Arlington, très bien en cour, était l’un des cinq fameux ministres que l’on appelait familièrement la « Cabale » parce que les initiales de leurs cinq noms formaient le mot « Cabal ». C’étaient, dans l’ordre : Clifford, Arlington, Buckingham, Ashley et Lauderdale. Ils remplaçaient le vieux chancelier Edouard Hyde, lord Clarendon, disgracié pour avoir déplu à lady Castlemaine, dont d’ailleurs la puissance semblait intacte. Le Roi les avait remerciés ainsi pour avoir donné à l’Angleterre, par le traité de Bréda, toute la côte américaine depuis la Virginie jusqu’à la Nouvelle-Angleterre, avec pour centre la Nouvelle-Amsterdam, que l’on avait pour la circonstance rebaptisée « New York » en l’honneur du frère du Roi.

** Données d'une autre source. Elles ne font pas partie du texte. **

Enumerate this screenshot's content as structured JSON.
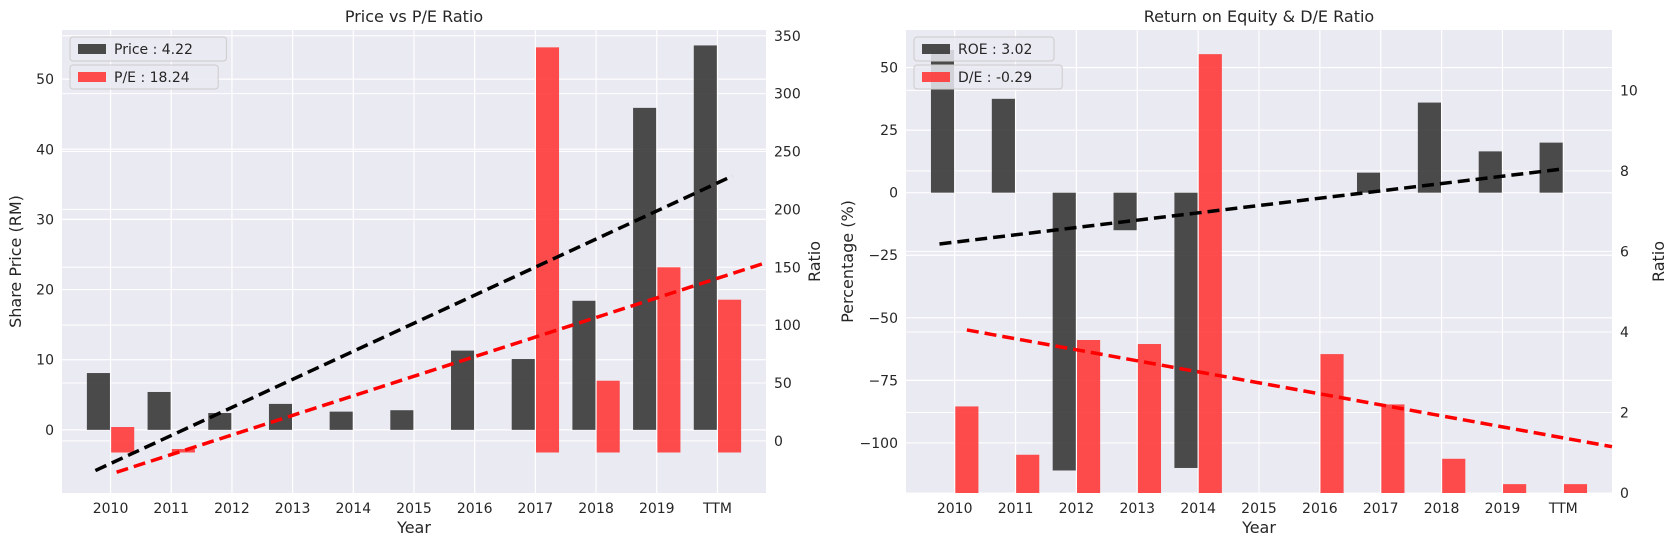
{
  "colors": {
    "background": "#ffffff",
    "plot_background": "#eaeaf2",
    "grid": "#ffffff",
    "dark_bar": "#333333",
    "red_bar": "#ff3333",
    "trend_dark": "#000000",
    "trend_red": "#ff0000"
  },
  "chart_data": [
    {
      "type": "bar",
      "title": "Price vs P/E Ratio",
      "xlabel": "Year",
      "ylabel": "Share Price (RM)",
      "y2label": "Ratio",
      "categories": [
        "2010",
        "2011",
        "2012",
        "2013",
        "2014",
        "2015",
        "2016",
        "2017",
        "2018",
        "2019",
        "TTM"
      ],
      "ylim": [
        -9,
        57
      ],
      "y2lim": [
        -45,
        355
      ],
      "yticks": [
        0,
        10,
        20,
        30,
        40,
        50
      ],
      "y2ticks": [
        0,
        50,
        100,
        150,
        200,
        250,
        300,
        350
      ],
      "grid": true,
      "legend_position": "top-left",
      "series": [
        {
          "name": "Price : 4.22",
          "axis": "left",
          "color": "dark",
          "values": [
            8.1,
            5.4,
            2.4,
            3.7,
            2.6,
            2.8,
            11.3,
            10.1,
            18.4,
            45.9,
            54.8
          ]
        },
        {
          "name": "P/E : 18.24",
          "axis": "right",
          "color": "red",
          "values": [
            12,
            -7,
            null,
            null,
            null,
            null,
            null,
            340,
            52,
            150,
            122
          ]
        }
      ],
      "trend_lines": [
        {
          "axis": "left",
          "color": "dark",
          "from": [
            -0.25,
            -5.8
          ],
          "to": [
            10.25,
            36.2
          ]
        },
        {
          "axis": "right",
          "color": "red",
          "from": [
            0.1,
            -27
          ],
          "to": [
            10.8,
            154
          ]
        }
      ]
    },
    {
      "type": "bar",
      "title": "Return on Equity & D/E Ratio",
      "xlabel": "Year",
      "ylabel": "Percentage (%)",
      "y2label": "Ratio",
      "categories": [
        "2010",
        "2011",
        "2012",
        "2013",
        "2014",
        "2015",
        "2016",
        "2017",
        "2018",
        "2019",
        "TTM"
      ],
      "ylim": [
        -120,
        65
      ],
      "y2lim": [
        0,
        11.5
      ],
      "yticks": [
        -100,
        -75,
        -50,
        -25,
        0,
        25,
        50
      ],
      "y2ticks": [
        0,
        2,
        4,
        6,
        8,
        10
      ],
      "grid": true,
      "legend_position": "top-left",
      "series": [
        {
          "name": "ROE : 3.02",
          "axis": "left",
          "color": "dark",
          "values": [
            57,
            37.5,
            -111,
            -15,
            -110,
            null,
            null,
            8,
            36,
            16.5,
            20
          ]
        },
        {
          "name": "D/E : -0.29",
          "axis": "right",
          "color": "red",
          "values": [
            2.15,
            0.95,
            3.8,
            3.7,
            10.9,
            null,
            3.45,
            2.2,
            0.85,
            0.22,
            0.22
          ]
        }
      ],
      "trend_lines": [
        {
          "axis": "left",
          "color": "dark",
          "from": [
            -0.25,
            -20.5
          ],
          "to": [
            10,
            9.5
          ]
        },
        {
          "axis": "right",
          "color": "red",
          "from": [
            0.2,
            4.05
          ],
          "to": [
            10.8,
            1.15
          ]
        }
      ]
    }
  ]
}
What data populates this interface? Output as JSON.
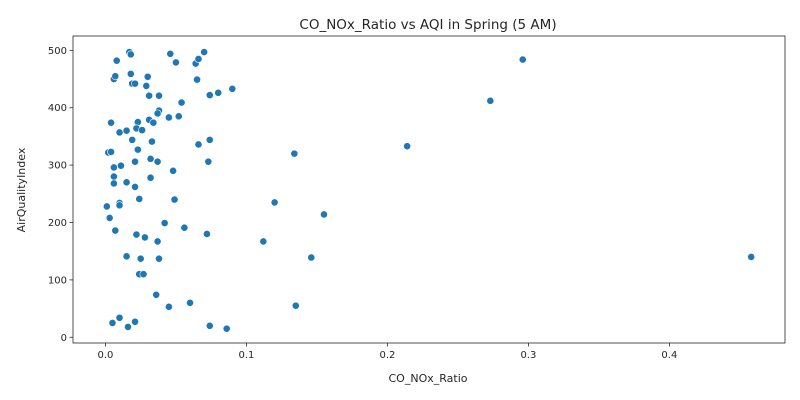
{
  "chart_data": {
    "type": "scatter",
    "title": "CO_NOx_Ratio vs AQI in Spring (5 AM)",
    "xlabel": "CO_NOx_Ratio",
    "ylabel": "AirQualityIndex",
    "xlim": [
      -0.023,
      0.482
    ],
    "ylim": [
      -10,
      525
    ],
    "xticks": [
      0.0,
      0.1,
      0.2,
      0.3,
      0.4
    ],
    "xtick_labels": [
      "0.0",
      "0.1",
      "0.2",
      "0.3",
      "0.4"
    ],
    "yticks": [
      0,
      100,
      200,
      300,
      400,
      500
    ],
    "ytick_labels": [
      "0",
      "100",
      "200",
      "300",
      "400",
      "500"
    ],
    "grid": false,
    "point_color": "#1f77b4",
    "points": [
      [
        0.017,
        497
      ],
      [
        0.018,
        493
      ],
      [
        0.046,
        494
      ],
      [
        0.07,
        497
      ],
      [
        0.296,
        484
      ],
      [
        0.008,
        482
      ],
      [
        0.05,
        479
      ],
      [
        0.064,
        477
      ],
      [
        0.066,
        485
      ],
      [
        0.006,
        450
      ],
      [
        0.007,
        455
      ],
      [
        0.018,
        459
      ],
      [
        0.03,
        454
      ],
      [
        0.065,
        449
      ],
      [
        0.019,
        442
      ],
      [
        0.021,
        442
      ],
      [
        0.029,
        438
      ],
      [
        0.031,
        421
      ],
      [
        0.038,
        421
      ],
      [
        0.074,
        422
      ],
      [
        0.08,
        426
      ],
      [
        0.09,
        433
      ],
      [
        0.273,
        412
      ],
      [
        0.054,
        409
      ],
      [
        0.038,
        395
      ],
      [
        0.037,
        390
      ],
      [
        0.031,
        379
      ],
      [
        0.034,
        374
      ],
      [
        0.045,
        383
      ],
      [
        0.052,
        385
      ],
      [
        0.004,
        374
      ],
      [
        0.023,
        375
      ],
      [
        0.01,
        357
      ],
      [
        0.015,
        360
      ],
      [
        0.022,
        364
      ],
      [
        0.026,
        361
      ],
      [
        0.019,
        344
      ],
      [
        0.033,
        341
      ],
      [
        0.074,
        344
      ],
      [
        0.066,
        336
      ],
      [
        0.214,
        333
      ],
      [
        0.023,
        327
      ],
      [
        0.002,
        322
      ],
      [
        0.004,
        323
      ],
      [
        0.134,
        320
      ],
      [
        0.032,
        311
      ],
      [
        0.037,
        306
      ],
      [
        0.021,
        306
      ],
      [
        0.073,
        306
      ],
      [
        0.011,
        299
      ],
      [
        0.006,
        296
      ],
      [
        0.048,
        290
      ],
      [
        0.006,
        280
      ],
      [
        0.032,
        278
      ],
      [
        0.006,
        268
      ],
      [
        0.015,
        270
      ],
      [
        0.021,
        262
      ],
      [
        0.024,
        241
      ],
      [
        0.049,
        240
      ],
      [
        0.01,
        234
      ],
      [
        0.01,
        230
      ],
      [
        0.001,
        228
      ],
      [
        0.12,
        235
      ],
      [
        0.155,
        214
      ],
      [
        0.003,
        208
      ],
      [
        0.042,
        199
      ],
      [
        0.056,
        191
      ],
      [
        0.007,
        186
      ],
      [
        0.022,
        179
      ],
      [
        0.028,
        174
      ],
      [
        0.072,
        180
      ],
      [
        0.037,
        167
      ],
      [
        0.112,
        167
      ],
      [
        0.015,
        141
      ],
      [
        0.025,
        137
      ],
      [
        0.038,
        137
      ],
      [
        0.146,
        139
      ],
      [
        0.458,
        140
      ],
      [
        0.024,
        110
      ],
      [
        0.027,
        110
      ],
      [
        0.036,
        74
      ],
      [
        0.06,
        60
      ],
      [
        0.045,
        53
      ],
      [
        0.135,
        55
      ],
      [
        0.01,
        34
      ],
      [
        0.005,
        25
      ],
      [
        0.021,
        27
      ],
      [
        0.016,
        18
      ],
      [
        0.074,
        20
      ],
      [
        0.086,
        15
      ]
    ]
  }
}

Mais, en dépit des apparences et de leurs têtes folles, ces messieurs de la Cabale gouvernaient assez proprement, et sachant tirer un parti intéressant de toutes les opportunités.
Ainsi, Arlington, ce joueur impénitent, avait-il décidé de miser sur Louise de Keroualle et de se charger de son avenir car il devinait en elle une puissance prochaine. Aussi, en accord avec le Roi, avait-il décidé que ce serait lui qui la présenterait à la reine Catherine.
La dragée haute
Le palais de Whitehall, résidence habituelle du Roi, était moins un palais qu’un énorme assemblage de constructions variées situées en bordure de la Tamise. Ancienne demeure des archevêques d’York devenue en 1530 le logis londonien des rois d’Angleterre, c’était un bâtiment imposant mais sévère et assez éloigné de la grâce des châteaux français. Le roi Charles Ier, père de Charles II, avait été décapité par ordre de Cromwell sur un échafaud dressé en dehors de l’une de ses fenêtres, et il en avait gardé quelque chose de sinistre que le luxe et les fêtes effaçaient mal.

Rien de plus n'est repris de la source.